Marchand's goal proved to be the game-winner, and it came after one of those mistakes Cunneyworth talked about. With the Bruins ahead 2-1, Patrice Bergeron chopped the puck off Travis Moen's stick at the Montreal blue line. Tyler Seguin pounced on the loose puck and fed Marchand for a falling-down goal past Carey Price (28 saves).
"That's an important time and a place where you don't want to make that play," said Cunneyworth. "But again, there are other instances that we have to learn from and that's one of them. I think if we kind of reduce those situations and plays, I think we'll be on a better foot."
Pouliot scored the game's first goal off a faceoff play signaled by Rich Peverley, who won the draw forward so Pouliot could win a race and then beat Price 12:13 into the game. It was Pouliot's sixth goal of the season, but his first against the team that let him leave as a free agent last summer.
"It always feels good. Obviously winning is a lot better, it feels great," said Pouliot. "And putting a goal out there, it feels good. Price almost had me there on the stick. It feels good."
Plekanec's first goal in seven games evened the game 73 seconds later. Just 2:42 into the second period, Andrew Ference pinched up to the left dot in the attacking zone and carried the puck behind the Canadiens' net. His pass to the front deflected off the outside of Krejci's boot and past Price. The video review upheld the goal and the 2-1 lead.
The Bruins are scheduled to have Lucic back for their next game Friday at home against Florida. They might have a completely healthy team or might have a player or two or more go down between now and then. Regardless, everyone seems to be on the same page.
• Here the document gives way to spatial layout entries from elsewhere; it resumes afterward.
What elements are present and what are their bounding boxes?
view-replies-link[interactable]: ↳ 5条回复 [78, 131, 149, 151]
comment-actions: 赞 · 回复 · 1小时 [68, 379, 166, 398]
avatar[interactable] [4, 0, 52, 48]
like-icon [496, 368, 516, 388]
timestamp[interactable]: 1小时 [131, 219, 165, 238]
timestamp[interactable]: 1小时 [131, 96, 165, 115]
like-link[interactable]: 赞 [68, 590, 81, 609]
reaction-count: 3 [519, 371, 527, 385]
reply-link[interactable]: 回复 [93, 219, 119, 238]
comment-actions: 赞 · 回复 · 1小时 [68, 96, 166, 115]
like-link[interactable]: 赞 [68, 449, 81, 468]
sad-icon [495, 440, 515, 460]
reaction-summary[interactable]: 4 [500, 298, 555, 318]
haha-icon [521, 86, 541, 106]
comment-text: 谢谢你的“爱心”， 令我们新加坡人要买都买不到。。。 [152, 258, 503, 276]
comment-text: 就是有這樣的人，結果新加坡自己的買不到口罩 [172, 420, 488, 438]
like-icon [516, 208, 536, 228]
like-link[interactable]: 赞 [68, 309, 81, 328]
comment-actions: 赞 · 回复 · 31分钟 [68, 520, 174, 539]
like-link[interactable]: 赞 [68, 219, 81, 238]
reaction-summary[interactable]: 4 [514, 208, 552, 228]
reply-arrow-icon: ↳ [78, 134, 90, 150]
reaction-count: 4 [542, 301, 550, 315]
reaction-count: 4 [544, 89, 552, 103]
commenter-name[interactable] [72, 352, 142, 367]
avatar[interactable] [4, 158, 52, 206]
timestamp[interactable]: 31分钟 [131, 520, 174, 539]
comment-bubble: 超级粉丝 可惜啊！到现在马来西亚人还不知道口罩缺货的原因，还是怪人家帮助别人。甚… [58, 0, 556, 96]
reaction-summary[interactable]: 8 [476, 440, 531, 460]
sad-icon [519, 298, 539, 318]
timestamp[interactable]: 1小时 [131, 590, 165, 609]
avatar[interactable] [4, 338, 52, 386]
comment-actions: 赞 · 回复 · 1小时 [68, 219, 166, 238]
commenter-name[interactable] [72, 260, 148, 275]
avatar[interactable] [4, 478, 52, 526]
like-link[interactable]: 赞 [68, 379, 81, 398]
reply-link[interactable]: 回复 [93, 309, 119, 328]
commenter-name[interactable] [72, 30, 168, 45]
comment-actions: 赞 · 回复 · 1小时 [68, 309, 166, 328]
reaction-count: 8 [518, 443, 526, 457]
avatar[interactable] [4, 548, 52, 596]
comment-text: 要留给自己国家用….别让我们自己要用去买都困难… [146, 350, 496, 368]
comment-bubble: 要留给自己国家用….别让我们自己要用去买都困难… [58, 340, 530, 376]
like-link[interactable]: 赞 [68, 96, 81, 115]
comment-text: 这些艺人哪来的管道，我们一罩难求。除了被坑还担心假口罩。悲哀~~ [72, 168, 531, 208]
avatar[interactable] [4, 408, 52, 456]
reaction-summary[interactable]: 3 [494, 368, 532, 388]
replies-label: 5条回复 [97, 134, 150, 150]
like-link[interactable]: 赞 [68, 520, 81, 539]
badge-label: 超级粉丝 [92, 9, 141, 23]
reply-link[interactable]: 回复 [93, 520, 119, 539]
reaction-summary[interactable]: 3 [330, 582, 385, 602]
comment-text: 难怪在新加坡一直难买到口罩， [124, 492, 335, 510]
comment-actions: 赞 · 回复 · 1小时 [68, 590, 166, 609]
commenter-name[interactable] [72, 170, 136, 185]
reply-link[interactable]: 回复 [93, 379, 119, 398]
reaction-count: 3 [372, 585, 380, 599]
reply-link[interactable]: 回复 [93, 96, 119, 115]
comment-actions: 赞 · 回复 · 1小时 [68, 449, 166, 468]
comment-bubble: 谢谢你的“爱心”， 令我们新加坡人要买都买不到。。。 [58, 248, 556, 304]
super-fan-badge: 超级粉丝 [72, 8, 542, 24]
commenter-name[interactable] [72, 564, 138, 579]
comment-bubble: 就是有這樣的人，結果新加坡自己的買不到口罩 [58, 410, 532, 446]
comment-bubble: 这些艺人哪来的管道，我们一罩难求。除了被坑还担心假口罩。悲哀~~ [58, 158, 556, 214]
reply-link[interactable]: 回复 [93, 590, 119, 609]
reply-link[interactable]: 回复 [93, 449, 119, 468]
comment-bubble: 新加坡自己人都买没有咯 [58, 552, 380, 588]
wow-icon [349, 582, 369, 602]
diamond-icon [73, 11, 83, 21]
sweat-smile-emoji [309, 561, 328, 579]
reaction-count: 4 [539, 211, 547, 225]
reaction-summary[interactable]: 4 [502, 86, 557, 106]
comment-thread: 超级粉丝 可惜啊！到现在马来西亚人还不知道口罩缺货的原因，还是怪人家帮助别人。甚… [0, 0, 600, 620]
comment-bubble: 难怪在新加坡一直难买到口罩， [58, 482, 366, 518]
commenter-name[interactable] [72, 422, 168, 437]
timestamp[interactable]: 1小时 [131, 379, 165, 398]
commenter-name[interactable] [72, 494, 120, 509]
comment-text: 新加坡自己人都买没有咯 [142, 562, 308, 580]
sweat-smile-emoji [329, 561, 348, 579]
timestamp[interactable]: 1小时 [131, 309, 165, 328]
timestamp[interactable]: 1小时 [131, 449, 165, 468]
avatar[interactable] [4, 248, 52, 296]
"I think it helps when you have expectations that are the same for every line, and the system's the same for every line," said Ference. "I think that makes it easy for guys to transfer from one spot to the next. It's not like there’s a different set of rules for Looch's line compared to the fourth line. People are expected to do the same thing, so it probably eases the transition, I think, when players get moved around."